Auch Neuhofens Bürgermeisterin Maria Kogler unterstreicht, dass man den Breitbandausbau forcieren möchte. „Wir sind ständig in Kontakt mit der nöGIG. Außerdem hat es bereits mit Breitband Randegg Gespräche über eine Erweiterung in das Neuhofner Gemeindegebiet gegeben. Wir wissen noch keinen Zeitplan, wollen uns aber auf jeden Fall beteiligen“, erklärt sie. Die Ortschefs betonen unisono, dass man für einen Ausbau parat stehe.

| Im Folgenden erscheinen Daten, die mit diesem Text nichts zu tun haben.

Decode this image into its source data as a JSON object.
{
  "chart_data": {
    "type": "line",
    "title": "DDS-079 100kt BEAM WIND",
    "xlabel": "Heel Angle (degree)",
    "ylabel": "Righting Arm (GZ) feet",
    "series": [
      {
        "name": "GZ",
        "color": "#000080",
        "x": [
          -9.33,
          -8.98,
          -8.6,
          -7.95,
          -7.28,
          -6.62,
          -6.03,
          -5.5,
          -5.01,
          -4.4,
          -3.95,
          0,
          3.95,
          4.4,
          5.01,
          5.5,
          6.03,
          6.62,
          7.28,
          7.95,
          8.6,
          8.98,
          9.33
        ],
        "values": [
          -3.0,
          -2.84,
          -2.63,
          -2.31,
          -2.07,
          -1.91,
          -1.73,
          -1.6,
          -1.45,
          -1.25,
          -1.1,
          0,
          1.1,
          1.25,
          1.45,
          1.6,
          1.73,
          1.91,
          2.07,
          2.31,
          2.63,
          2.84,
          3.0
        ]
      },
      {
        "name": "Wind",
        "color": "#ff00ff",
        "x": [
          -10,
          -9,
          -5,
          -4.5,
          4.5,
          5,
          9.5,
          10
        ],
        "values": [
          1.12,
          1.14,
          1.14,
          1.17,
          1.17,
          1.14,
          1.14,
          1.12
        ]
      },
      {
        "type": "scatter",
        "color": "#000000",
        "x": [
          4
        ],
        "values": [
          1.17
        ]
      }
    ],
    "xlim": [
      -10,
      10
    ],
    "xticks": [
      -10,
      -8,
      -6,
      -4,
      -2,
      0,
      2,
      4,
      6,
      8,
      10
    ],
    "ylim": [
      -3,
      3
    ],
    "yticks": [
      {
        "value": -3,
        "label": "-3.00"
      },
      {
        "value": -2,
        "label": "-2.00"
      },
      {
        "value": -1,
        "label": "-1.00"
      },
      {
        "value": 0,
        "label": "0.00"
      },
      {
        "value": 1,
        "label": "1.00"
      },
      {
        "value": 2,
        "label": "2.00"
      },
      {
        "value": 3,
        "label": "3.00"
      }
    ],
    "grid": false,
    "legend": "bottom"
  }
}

Die Hausaufgaben habe man gemacht. „Wir haben auch immer die Lehrverrohrungen mitverlegt und werden das auch weiter machen“, sagt etwa Ferschnitz Ortschef Michael Hülmbauer.

„Ursprünglich war geplant, dass in allen Gemeinden mit weniger als 5.000 Einwohnern die nöGIG ausbaut. Aber dass sich das bis 2030 ausgehen wird, ist leider sehr unwahrscheinlich geworden“, erklärt Haselsteiner. Unter anderem deshalb, weil die Kosten für die Errichtung in den vergangenen Jahren um 20 Prozent angestiegen sind.

Die Bürgermeister plädieren darauf, den Ausbau flexibler zu gestalten und nicht einfach überregional ein Konzept darüberzustülpen. „Hier müsste man, was Eigenintiativen betrifft, offener sein. Wenn das regionaler wird, dann gibt es die Chance, dass der Ausbau billiger wird, weil die Einheimischen die Gegebenheiten besser kennen und zusammenarbeiten“, erklärt etwa Weingartner. Denkbar sei zudem auch eine verstärkte und intensivere Zusammenarbeit mehrerer Gemeinden.